Jailed Russian businessman Mikhail Khodorkovsky has gone on hunger strike over what he sees as the unfair treatment of his ex-business partner.
Khodorkovsky says his actions led to his partner being punished
Khodorkovsky, once Russia's wealthiest man, has refused food and water for several days, his lawyer told Russian TV and radio stations.
Platon Lebedev was placed in solitary confinement last week for allegedly insulting prison guards.
Khodorkovsky was sentenced to nine years in May for fraud and tax evasion.
Lebedev was handed the same sentence. The pair are being held at a Moscow detention centre while they appeal against the verdicts.
Speaking to Russian media, Khodorkovsky lawyer Anton Drel said his client had instructed him to read a statement announcing his protest.
"On August 19... my comrade Platon Lebedev was moved to a 3 sq m [32 sq ft] isolation cell. Platon is seriously ill," the statement said.
"It is obvious that they threw my friend into the isolation cell to get their revenge on me, Mikhail Khodorkovsky, for [giving] articles and interviews."
"He knows he is not alone," the statement added.
"Let the Kremlin think it is showing strength, in fact it is a display of their weakness and fear.
"Being in no condition to enter an open political discussion with me, they use the last weapons - an isolation cell and a common cell."
Mr Khodorkovsky recently gave an interview to a Russian newspaper repeating his belief that his verdict would eventually be overturned.

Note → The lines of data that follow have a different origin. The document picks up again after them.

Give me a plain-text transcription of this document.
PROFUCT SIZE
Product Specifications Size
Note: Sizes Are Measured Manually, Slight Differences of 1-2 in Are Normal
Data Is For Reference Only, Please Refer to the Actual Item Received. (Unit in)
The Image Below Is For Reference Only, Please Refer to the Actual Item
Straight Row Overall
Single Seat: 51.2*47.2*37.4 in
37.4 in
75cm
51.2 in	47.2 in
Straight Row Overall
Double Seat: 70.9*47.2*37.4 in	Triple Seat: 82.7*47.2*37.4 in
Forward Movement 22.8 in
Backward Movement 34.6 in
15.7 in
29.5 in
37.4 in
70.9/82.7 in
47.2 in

Lebedev was reported to have refused to be escorted by prison guards on a regular exercise walk in the prison grounds, citing health reasons.
It appears he was accused of insulting his guards in the process of refusing to accompany them outside.
Mikhail Khodorkovsky's supporters protest his innocence of all charges, maintaining that he was the victim of a political campaign to undermine his power base and end his political ambitions.
He has hinted that he may stand for parliament while in prison, a move which prompted prison authorities to move him into more crowded accommodation, says the BBC's Steve Rosenberg in Moscow.